ソヴェール:私は怖くありませんでしたが、プロダクションカンパニーはすごく心配していましたね。何があるかわからないし、途中でいなくなる者もいるかもしれないから、プロの役者を起用すべきじゃないかと。しかし、私は1年の準備期間の中で彼らと充分な信頼関係を築けたと思っていましたから、そういう心配はしませんでしたね。彼らのような人たちは、自分たちの話を社会に届けたいという思いも強いんです。

 

――キャストだけでなく、ロケ場所も本物志向で直前まで刑務所として使われていた建物で撮影したそうですね。

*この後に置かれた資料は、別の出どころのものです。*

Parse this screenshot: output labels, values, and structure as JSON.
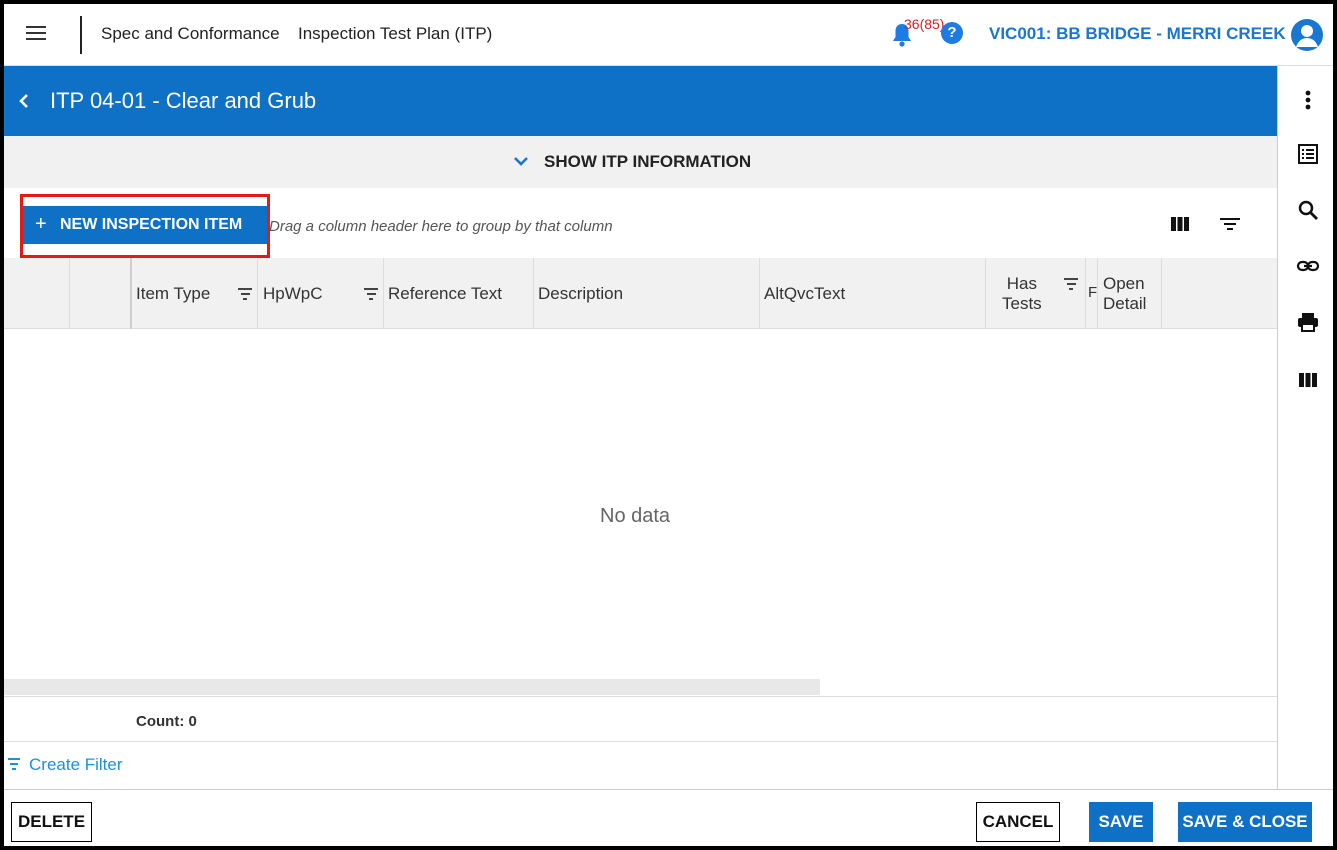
{
  "topbar": {
    "app_title": "Spec and Conformance",
    "page_title": "Inspection Test Plan (ITP)",
    "notification_count": "36(85)",
    "help_label": "?",
    "project_name": "VIC001: BB BRIDGE - MERRI CREEK"
  },
  "header": {
    "title": "ITP 04-01 - Clear and Grub"
  },
  "info_bar": {
    "label": "SHOW ITP INFORMATION"
  },
  "toolbar": {
    "new_item_plus": "+",
    "new_item_label": "NEW INSPECTION ITEM",
    "group_hint": "Drag a column header here to group by that column"
  },
  "grid": {
    "columns": [
      {
        "label": ""
      },
      {
        "label": ""
      },
      {
        "label": "Item Type"
      },
      {
        "label": "HpWpC"
      },
      {
        "label": "Reference Text"
      },
      {
        "label": "Description"
      },
      {
        "label": "AltQvcText"
      },
      {
        "label_line1": "Has",
        "label_line2": "Tests"
      },
      {
        "label": "F"
      },
      {
        "label_line1": "Open",
        "label_line2": "Detail"
      }
    ],
    "empty_text": "No data",
    "count_text": "Count: 0",
    "create_filter": "Create Filter"
  },
  "footer": {
    "delete": "DELETE",
    "cancel": "CANCEL",
    "save": "SAVE",
    "save_close": "SAVE & CLOSE"
  },
  "colors": {
    "primary": "#0f71c6",
    "highlight_outline": "#e01b1b",
    "notification": "#d41f1f",
    "link": "#1e90d8"
  }
}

ソヴェール:ロケをした建物は、タイの刑務所の中で最も古いものでした。私が訪れた時は、幸運にも囚人たちが別の刑務所に移送された直後で、全てがそのまま残されていました。囚人服が床に散らばっていたり、切り刻まれた家族からの手紙がや、ナイフのように尖ったスプーンが落ちていたりというような状況でした。ただ撮影が1年延期になって、いくらか片付けられてしまったんですが、写真を元に再現できました。

 

――主演のジョー・コールが素晴らしかったですね。彼のどこを見込んで主役に起用したのですか。

ソヴェール:どことなくビリーに似ていると思い彼にやってもらうことにしました。ボクサーの体格を身に着けてほしいと伝え、タイのジムに通って身体作りをしてくれました。実は彼は、他の映画の撮影と掛け持ちだったので、もう1つの映画の撮影の合間にタイに来て撮影したんです。この映画は他の作品とあまりに世界が違うので、彼も相当苦労したと思います。